I got into computers at just the perfect moment. I had some very interesting projects, for some very interesting companies. At 18 months on any project my interest lapsed and I moved on. And (this is what your post reminded me of) I was working for a very large computer company. I told them it was time for me to leave and they made a big effort to find me a new home within the company. By that point I had picked up a handful of patents and pulled a PhD or two along for the ride.

They sent me out to a research lab in the Palo Alto area for an interview. Over the years I had worked with some brilliant people - some of which did not even have a HS diploma. So this interview - everyone had PhD's. First I had to meet with perhaps 10-12 one on one in their offices. Then we had a session where it was all of them throwing questions at me as a group. I was terrible at the group thing. I gave my notice when I got home - without a doubt it was the best decision of my life because of the opportunities it opened up for me.

So - the smartest guy I have ever known (the one without the HS degree) died with 750+ million in the bank. He took two companies to the market. The second smartest person I ever worked with was a kid half my age. He had a GED but he had a mind very few people are born with. There was a project which had perhaps a staff of 500 people working to develop a new OS for a new processor family. They struggled for months with meetings and such. He was allowed to develop an emulator for the new processor on the current technology. In the end his emulator killed the project the others were working on - it was faster !


----------



## xolo (May 25, 2014)

This is a knowledgeable group!

Thanks for all the thanks received!
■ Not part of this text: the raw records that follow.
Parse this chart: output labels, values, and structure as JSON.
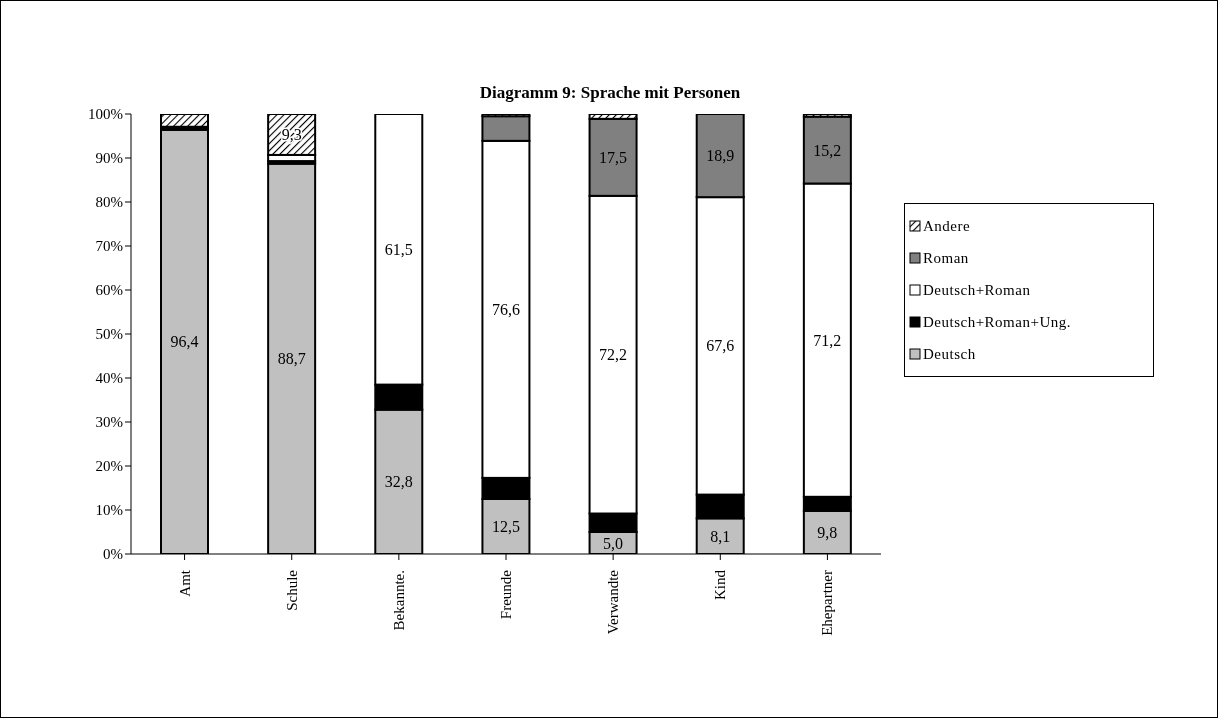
{
  "chart_data": {
    "type": "bar",
    "stacked": true,
    "title": "Diagramm 9: Sprache mit Personen",
    "categories": [
      "Amt",
      "Schule",
      "Bekannte.",
      "Freunde",
      "Verwandte",
      "Kind",
      "Ehepartner"
    ],
    "series": [
      {
        "name": "Deutsch",
        "color": "#c0c0c0",
        "values": [
          96.4,
          88.7,
          32.8,
          12.5,
          5.0,
          8.1,
          9.8
        ],
        "value_labels": [
          "96,4",
          "88,7",
          "32,8",
          "12,5",
          "5,0",
          "8,1",
          "9,8"
        ]
      },
      {
        "name": "Deutsch+Roman+Ung.",
        "color": "#000000",
        "values": [
          0.7,
          0.6,
          5.7,
          4.8,
          4.2,
          5.4,
          3.2
        ]
      },
      {
        "name": "Deutsch+Roman",
        "color": "#ffffff",
        "values": [
          0,
          1.4,
          61.5,
          76.6,
          72.2,
          67.6,
          71.2
        ],
        "value_labels": [
          null,
          null,
          "61,5",
          "76,6",
          "72,2",
          "67,6",
          "71,2"
        ]
      },
      {
        "name": "Roman",
        "color": "#808080",
        "values": [
          0,
          0,
          0,
          5.6,
          17.5,
          18.9,
          15.2
        ],
        "value_labels": [
          null,
          null,
          null,
          null,
          "17,5",
          "18,9",
          "15,2"
        ]
      },
      {
        "name": "Andere",
        "color": "#000000",
        "values": [
          2.9,
          9.3,
          0,
          0.5,
          1.1,
          0,
          0.6
        ],
        "value_labels": [
          null,
          "9,3",
          null,
          null,
          null,
          null,
          null
        ]
      }
    ],
    "ylim": [
      0,
      100
    ],
    "yticks": [
      {
        "value": 0,
        "label": "0%"
      },
      {
        "value": 10,
        "label": "10%"
      },
      {
        "value": 20,
        "label": "20%"
      },
      {
        "value": 30,
        "label": "30%"
      },
      {
        "value": 40,
        "label": "40%"
      },
      {
        "value": 50,
        "label": "50%"
      },
      {
        "value": 60,
        "label": "60%"
      },
      {
        "value": 70,
        "label": "70%"
      },
      {
        "value": 80,
        "label": "80%"
      },
      {
        "value": 90,
        "label": "90%"
      },
      {
        "value": 100,
        "label": "100%"
      }
    ],
    "legend": "right",
    "grid": false
  }
}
My study language is indeed an Otomaguean language from the cradle of civilization. The text was "one" accepted writing convention, which I have been transcribing to IPA. My other study area was educational policy in Mexico toward indigenous peoples and languages. As many of you might know, Mexico has not been at the forefront of language rights, unless you are talking about pretty political words.

Sending good vibes to all of you in your endeavors, especially Citlali in her indigenous studies.


----------



## citlali (Mar 4, 2013)

Thanks xolo all the best to you.


----------